Subcutaneous use of a fast-acting insulin analog: an alternative treatment for pediatric patients with diabetic ketoacidosis.

OBJECTIVE: To look for technical simplification and economic efficiency in the treatment of pediatric diabetic ketoacidosis (DKA) with subcutaneous use of the fast-acting insulin analog (lispro) and compare its use with regular intravenous insulin treatment.

RESEARCH DESIGN AND METHODS: In this controlled clinical trial from June 2001 to June 2003, we randomized 60 episodes of DKA with a blood glucose level > or = 16.6 mmol/l (300 mg/dl), venous pH <7.3 and/or bicarbonate <15 mmol/l, or ketonuria greater than + +. Of the 60 episodes, 30 were treated with subcutaneous lispro (0.15 units/kg) given every 2 h (lispro group) and the other 30 cases received continuous intravenous regular insulin (0.1 unit x kg(-1) x h(-1); CIRI group). Volume deficit was repaired with 10-ml/kg aliquots of 0.9% sodium chloride. Laboratory monitoring included hourly bedside capillary glucose, venous blood gas, beta-hydroxybutyrate, and electrolytes. Plasma blood glucose levels were measured on admission, 2 h after admission, when capillary blood glucose reached < or = 13.8 mmol/l (250 mg/dl), and 6, 12, and 24 h thereafter.

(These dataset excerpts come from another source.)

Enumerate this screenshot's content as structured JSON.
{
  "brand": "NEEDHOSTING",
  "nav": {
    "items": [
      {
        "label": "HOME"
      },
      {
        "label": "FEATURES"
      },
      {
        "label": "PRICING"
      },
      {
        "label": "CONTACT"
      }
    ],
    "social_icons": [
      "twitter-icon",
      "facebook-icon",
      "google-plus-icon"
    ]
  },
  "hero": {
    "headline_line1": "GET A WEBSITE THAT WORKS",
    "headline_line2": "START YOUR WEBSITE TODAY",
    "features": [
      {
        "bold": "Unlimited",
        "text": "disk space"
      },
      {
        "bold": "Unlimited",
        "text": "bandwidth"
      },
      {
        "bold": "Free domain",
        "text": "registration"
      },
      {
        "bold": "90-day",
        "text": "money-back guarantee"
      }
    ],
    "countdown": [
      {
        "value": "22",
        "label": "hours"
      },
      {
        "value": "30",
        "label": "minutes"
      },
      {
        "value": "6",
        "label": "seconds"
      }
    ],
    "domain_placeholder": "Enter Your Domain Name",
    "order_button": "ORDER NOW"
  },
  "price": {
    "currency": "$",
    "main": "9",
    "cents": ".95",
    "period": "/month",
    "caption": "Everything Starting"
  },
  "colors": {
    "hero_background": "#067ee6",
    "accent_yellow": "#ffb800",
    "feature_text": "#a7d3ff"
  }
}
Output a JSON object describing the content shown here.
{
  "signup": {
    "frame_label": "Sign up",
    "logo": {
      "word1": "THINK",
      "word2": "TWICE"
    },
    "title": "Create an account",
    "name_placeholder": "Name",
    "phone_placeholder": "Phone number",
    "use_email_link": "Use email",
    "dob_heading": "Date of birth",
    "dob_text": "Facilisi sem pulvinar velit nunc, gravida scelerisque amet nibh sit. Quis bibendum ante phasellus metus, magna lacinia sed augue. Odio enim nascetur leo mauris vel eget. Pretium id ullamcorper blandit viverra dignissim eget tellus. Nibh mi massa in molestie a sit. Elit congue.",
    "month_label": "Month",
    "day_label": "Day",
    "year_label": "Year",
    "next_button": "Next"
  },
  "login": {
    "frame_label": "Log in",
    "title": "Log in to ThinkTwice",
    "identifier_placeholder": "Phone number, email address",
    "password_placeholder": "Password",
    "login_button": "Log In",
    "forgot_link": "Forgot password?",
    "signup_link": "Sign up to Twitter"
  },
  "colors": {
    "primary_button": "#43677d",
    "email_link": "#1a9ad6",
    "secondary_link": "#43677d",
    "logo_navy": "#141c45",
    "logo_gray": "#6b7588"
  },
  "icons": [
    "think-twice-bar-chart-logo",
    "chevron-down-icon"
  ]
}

RESULTS: Capillary glucose levels decreased by 2.9 and 2.6 mmol x l(-1) x h(-1) in the lispro and CIRI groups, respectively, but blood glucose fluctuated at different time intervals. In the CIRI group, metabolic acidosis and ketosis resolved in the first 6-h period after capillary glucose reached 13.8 mmol/l, whereas in the lispro group, they resolved in the next 6-h interval; however, both groups met DKA recovery criteria without complications.

CONCLUSIONS: DKA treatment with a subcutaneous fast-acting insulin analog represents a cost-effective and technically simplified procedure that precludes intensive care unit admission.